You can run, sure. Some of you can even run really fast, but you can’t hide. Okay, yeah, there’s that invisible guy, but the rest of you can’t hide! And we’re coming for you!
My hubby and I found an interesting box full of interesting things. There was even an entire file on the Burnt Toast Diner, a quaint little coffee shop in Midland, TX. Said they have the best waffles in Texas. But that’s not all it said. It turns out it’s a favorite stomping ground of so many of you freaks! So after my boo and I broke out of that underground children’s prison, I told him we just had to stop by. I had to find out just how good these waffles are for myself.
Turns out they’re really good. Not good enough to distract me from my mission, but still pretty good. I found a freak out back levitating rocks and put a couple of rounds in him. And then we ordered the peach cobbler. My word, I love this place!
“Will that be all?” a strange boy asked me as I turned the fork over on my empty plate.
“Who are you?” I demanded. “Where is our waiter?”
“You, uh,” he stuttered, “you k-killed him.”
“Really sorry about that,” Luke said. He pulled out his wallet and began leaving an all-too-generous tip.
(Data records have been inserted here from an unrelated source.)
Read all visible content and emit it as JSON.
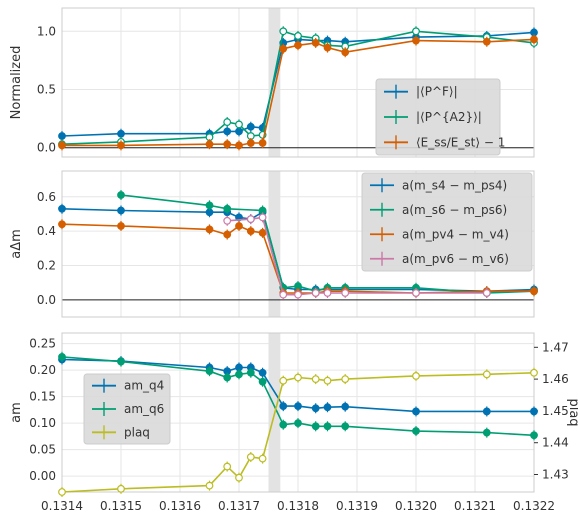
{
  "chart_data": [
    {
      "type": "line",
      "ylabel": "Normalized",
      "xlim": [
        0.1314,
        0.1322
      ],
      "ylim": [
        -0.08,
        1.2
      ],
      "yticks": [
        0.0,
        0.5,
        1.0
      ],
      "ytick_labels": [
        "0.0",
        "0.5",
        "1.0"
      ],
      "grid": true,
      "shaded_band": [
        0.13175,
        0.13177
      ],
      "hline": 0.0,
      "legend_position": "lower right",
      "series": [
        {
          "name": "|⟨P^F⟩|",
          "color": "#0072b2",
          "marker": "filled",
          "points": [
            {
              "x": 0.1314,
              "y": 0.1
            },
            {
              "x": 0.1315,
              "y": 0.12
            },
            {
              "x": 0.13165,
              "y": 0.12
            },
            {
              "x": 0.13168,
              "y": 0.14
            },
            {
              "x": 0.1317,
              "y": 0.14
            },
            {
              "x": 0.13172,
              "y": 0.18
            },
            {
              "x": 0.13174,
              "y": 0.17
            },
            {
              "x": 0.131775,
              "y": 0.9
            },
            {
              "x": 0.1318,
              "y": 0.93
            },
            {
              "x": 0.13183,
              "y": 0.92
            },
            {
              "x": 0.13185,
              "y": 0.92
            },
            {
              "x": 0.13188,
              "y": 0.91
            },
            {
              "x": 0.132,
              "y": 0.95
            },
            {
              "x": 0.13212,
              "y": 0.96
            },
            {
              "x": 0.1322,
              "y": 0.99
            }
          ]
        },
        {
          "name": "|⟨P^{A2}⟩|",
          "color": "#009e73",
          "marker": "open",
          "points": [
            {
              "x": 0.1314,
              "y": 0.03
            },
            {
              "x": 0.1315,
              "y": 0.05
            },
            {
              "x": 0.13165,
              "y": 0.09
            },
            {
              "x": 0.13168,
              "y": 0.22
            },
            {
              "x": 0.1317,
              "y": 0.2
            },
            {
              "x": 0.13172,
              "y": 0.1
            },
            {
              "x": 0.13174,
              "y": 0.11
            },
            {
              "x": 0.131775,
              "y": 1.0
            },
            {
              "x": 0.1318,
              "y": 0.96
            },
            {
              "x": 0.13183,
              "y": 0.94
            },
            {
              "x": 0.13185,
              "y": 0.88
            },
            {
              "x": 0.13188,
              "y": 0.87
            },
            {
              "x": 0.132,
              "y": 1.0
            },
            {
              "x": 0.13212,
              "y": 0.95
            },
            {
              "x": 0.1322,
              "y": 0.9
            }
          ]
        },
        {
          "name": "⟨E_ss/E_st⟩ − 1",
          "color": "#d55e00",
          "marker": "filled",
          "points": [
            {
              "x": 0.1314,
              "y": 0.02
            },
            {
              "x": 0.1315,
              "y": 0.02
            },
            {
              "x": 0.13165,
              "y": 0.03
            },
            {
              "x": 0.13168,
              "y": 0.03
            },
            {
              "x": 0.1317,
              "y": 0.02
            },
            {
              "x": 0.13172,
              "y": 0.04
            },
            {
              "x": 0.13174,
              "y": 0.04
            },
            {
              "x": 0.131775,
              "y": 0.85
            },
            {
              "x": 0.1318,
              "y": 0.88
            },
            {
              "x": 0.13183,
              "y": 0.9
            },
            {
              "x": 0.13185,
              "y": 0.86
            },
            {
              "x": 0.13188,
              "y": 0.82
            },
            {
              "x": 0.132,
              "y": 0.92
            },
            {
              "x": 0.13212,
              "y": 0.91
            },
            {
              "x": 0.1322,
              "y": 0.93
            }
          ]
        }
      ]
    },
    {
      "type": "line",
      "ylabel": "aΔm",
      "xlim": [
        0.1314,
        0.1322
      ],
      "ylim": [
        -0.1,
        0.75
      ],
      "yticks": [
        0.0,
        0.2,
        0.4,
        0.6
      ],
      "ytick_labels": [
        "0.0",
        "0.2",
        "0.4",
        "0.6"
      ],
      "grid": true,
      "shaded_band": [
        0.13175,
        0.13177
      ],
      "hline": 0.0,
      "legend_position": "upper right",
      "series": [
        {
          "name": "a(m_s4 − m_ps4)",
          "color": "#0072b2",
          "marker": "filled",
          "points": [
            {
              "x": 0.1314,
              "y": 0.53
            },
            {
              "x": 0.1315,
              "y": 0.52
            },
            {
              "x": 0.13165,
              "y": 0.51
            },
            {
              "x": 0.13168,
              "y": 0.51
            },
            {
              "x": 0.1317,
              "y": 0.48
            },
            {
              "x": 0.13172,
              "y": 0.47
            },
            {
              "x": 0.13174,
              "y": 0.51
            },
            {
              "x": 0.131775,
              "y": 0.07
            },
            {
              "x": 0.1318,
              "y": 0.06
            },
            {
              "x": 0.13183,
              "y": 0.06
            },
            {
              "x": 0.13185,
              "y": 0.06
            },
            {
              "x": 0.13188,
              "y": 0.06
            },
            {
              "x": 0.132,
              "y": 0.06
            },
            {
              "x": 0.13212,
              "y": 0.05
            },
            {
              "x": 0.1322,
              "y": 0.06
            }
          ]
        },
        {
          "name": "a(m_s6 − m_ps6)",
          "color": "#009e73",
          "marker": "filled",
          "points": [
            {
              "x": 0.1315,
              "y": 0.61
            },
            {
              "x": 0.13165,
              "y": 0.55
            },
            {
              "x": 0.13168,
              "y": 0.53
            },
            {
              "x": 0.13174,
              "y": 0.52
            },
            {
              "x": 0.131775,
              "y": 0.07
            },
            {
              "x": 0.1318,
              "y": 0.08
            },
            {
              "x": 0.13183,
              "y": 0.05
            },
            {
              "x": 0.13185,
              "y": 0.07
            },
            {
              "x": 0.13188,
              "y": 0.07
            },
            {
              "x": 0.132,
              "y": 0.07
            },
            {
              "x": 0.13212,
              "y": 0.04
            },
            {
              "x": 0.1322,
              "y": 0.05
            }
          ]
        },
        {
          "name": "a(m_pv4 − m_v4)",
          "color": "#d55e00",
          "marker": "filled",
          "points": [
            {
              "x": 0.1314,
              "y": 0.44
            },
            {
              "x": 0.1315,
              "y": 0.43
            },
            {
              "x": 0.13165,
              "y": 0.41
            },
            {
              "x": 0.13168,
              "y": 0.38
            },
            {
              "x": 0.1317,
              "y": 0.43
            },
            {
              "x": 0.13172,
              "y": 0.4
            },
            {
              "x": 0.13174,
              "y": 0.39
            },
            {
              "x": 0.131775,
              "y": 0.04
            },
            {
              "x": 0.1318,
              "y": 0.04
            },
            {
              "x": 0.13183,
              "y": 0.04
            },
            {
              "x": 0.13185,
              "y": 0.05
            },
            {
              "x": 0.13188,
              "y": 0.05
            },
            {
              "x": 0.132,
              "y": 0.04
            },
            {
              "x": 0.13212,
              "y": 0.05
            },
            {
              "x": 0.1322,
              "y": 0.05
            }
          ]
        },
        {
          "name": "a(m_pv6 − m_v6)",
          "color": "#cc79a7",
          "marker": "open",
          "points": [
            {
              "x": 0.13168,
              "y": 0.46
            },
            {
              "x": 0.13172,
              "y": 0.47
            },
            {
              "x": 0.13174,
              "y": 0.48
            },
            {
              "x": 0.131775,
              "y": 0.03
            },
            {
              "x": 0.1318,
              "y": 0.03
            },
            {
              "x": 0.13183,
              "y": 0.04
            },
            {
              "x": 0.13185,
              "y": 0.04
            },
            {
              "x": 0.13188,
              "y": 0.04
            },
            {
              "x": 0.132,
              "y": 0.04
            },
            {
              "x": 0.13212,
              "y": 0.04
            }
          ]
        }
      ]
    },
    {
      "type": "line",
      "ylabel": "am",
      "ylabel_right": "plaq",
      "xlim": [
        0.1314,
        0.1322
      ],
      "ylim": [
        -0.03,
        0.27
      ],
      "ylim_right": [
        1.4245,
        1.4745
      ],
      "yticks": [
        0.0,
        0.05,
        0.1,
        0.15,
        0.2,
        0.25
      ],
      "ytick_labels": [
        "0.00",
        "0.05",
        "0.10",
        "0.15",
        "0.20",
        "0.25"
      ],
      "yticks_right": [
        1.43,
        1.44,
        1.45,
        1.46,
        1.47
      ],
      "ytick_labels_right": [
        "1.43",
        "1.44",
        "1.45",
        "1.46",
        "1.47"
      ],
      "xticks": [
        0.1314,
        0.1315,
        0.1316,
        0.1317,
        0.1318,
        0.1319,
        0.132,
        0.1321,
        0.1322
      ],
      "xtick_labels": [
        "0.1314",
        "0.1315",
        "0.1316",
        "0.1317",
        "0.1318",
        "0.1319",
        "0.1320",
        "0.1321",
        "0.1322"
      ],
      "grid": true,
      "shaded_band": [
        0.13175,
        0.13177
      ],
      "legend_position": "center left",
      "series": [
        {
          "name": "am_q4",
          "color": "#0072b2",
          "marker": "filled",
          "axis": "left",
          "points": [
            {
              "x": 0.1314,
              "y": 0.22
            },
            {
              "x": 0.1315,
              "y": 0.217
            },
            {
              "x": 0.13165,
              "y": 0.205
            },
            {
              "x": 0.13168,
              "y": 0.198
            },
            {
              "x": 0.1317,
              "y": 0.205
            },
            {
              "x": 0.13172,
              "y": 0.205
            },
            {
              "x": 0.13174,
              "y": 0.195
            },
            {
              "x": 0.131775,
              "y": 0.132
            },
            {
              "x": 0.1318,
              "y": 0.132
            },
            {
              "x": 0.13183,
              "y": 0.128
            },
            {
              "x": 0.13185,
              "y": 0.13
            },
            {
              "x": 0.13188,
              "y": 0.131
            },
            {
              "x": 0.132,
              "y": 0.122
            },
            {
              "x": 0.13212,
              "y": 0.122
            },
            {
              "x": 0.1322,
              "y": 0.122
            }
          ]
        },
        {
          "name": "am_q6",
          "color": "#009e73",
          "marker": "filled",
          "axis": "left",
          "points": [
            {
              "x": 0.1314,
              "y": 0.225
            },
            {
              "x": 0.1315,
              "y": 0.216
            },
            {
              "x": 0.13165,
              "y": 0.198
            },
            {
              "x": 0.13168,
              "y": 0.186
            },
            {
              "x": 0.1317,
              "y": 0.192
            },
            {
              "x": 0.13172,
              "y": 0.195
            },
            {
              "x": 0.13174,
              "y": 0.178
            },
            {
              "x": 0.131775,
              "y": 0.097
            },
            {
              "x": 0.1318,
              "y": 0.1
            },
            {
              "x": 0.13183,
              "y": 0.094
            },
            {
              "x": 0.13185,
              "y": 0.094
            },
            {
              "x": 0.13188,
              "y": 0.094
            },
            {
              "x": 0.132,
              "y": 0.085
            },
            {
              "x": 0.13212,
              "y": 0.082
            },
            {
              "x": 0.1322,
              "y": 0.077
            }
          ]
        },
        {
          "name": "plaq",
          "color": "#bcbd22",
          "marker": "open",
          "axis": "right",
          "points": [
            {
              "x": 0.1314,
              "y": 1.4245
            },
            {
              "x": 0.1315,
              "y": 1.4255
            },
            {
              "x": 0.13165,
              "y": 1.4265
            },
            {
              "x": 0.13168,
              "y": 1.4325
            },
            {
              "x": 0.1317,
              "y": 1.429
            },
            {
              "x": 0.13172,
              "y": 1.4355
            },
            {
              "x": 0.13174,
              "y": 1.435
            },
            {
              "x": 0.131775,
              "y": 1.4595
            },
            {
              "x": 0.1318,
              "y": 1.4605
            },
            {
              "x": 0.13183,
              "y": 1.46
            },
            {
              "x": 0.13185,
              "y": 1.4595
            },
            {
              "x": 0.13188,
              "y": 1.46
            },
            {
              "x": 0.132,
              "y": 1.461
            },
            {
              "x": 0.13212,
              "y": 1.4615
            },
            {
              "x": 0.1322,
              "y": 1.462
            }
          ]
        }
      ]
    }
  ]
}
I slapped the wallet out of his hand. “Don’t apologize. This little fool is lucky we didn’t off him too. How can you work alongside people like that?”
“Y-you mean Trekkies?” our new waiter asked.
“Huh? No, Evos,” I explained. “With their magical evil and whatnot.”
“Jared wasn’t an Evo,” he said.
“Of course he was. He was all weird-looking!”
“He was j-just a nerd.”
“Then what about his enlarged supervision eyes?”
“His red mutant facial spores?”
“The strange sound when he breathed? He had gills, didn’t he?”
“He had asthma. That was wheezing.”
“Okay, maybe I shouldn’t have murdered him,” I admitted. “But better safe than sorry. Trust me.”
Afer lunch, we learned that a lot of you freaks and freak sympathizers have been blogging here on the diner’s website. It’s a propaganda machine is what it is. I’d have blown up the entire building if their waffles weren’t so damn good, but instead I decided to get into the blogging game myself. And to let you all know that we’re coming for you. This isn’t a warning; it’s a threat. I’m going to take down every last one of you mutated weirdos!
And this box is going to help. It’s full of juicy secrets. For example, did you know that Peter Petrelli wet the bed until he was nineteen? And Claude Rains is afraid of kangaroos.
“You shouldn’t post that stuff online,” Luke said. He’s always whining about being fair, about being decent.
But what do I care about decency?
I keep telling him that it’s part of the mission. We have to kill, destroy, discredit and humiliate every last one of these extraordinary people before they blow us all up. There is no room for mercy. This is a war.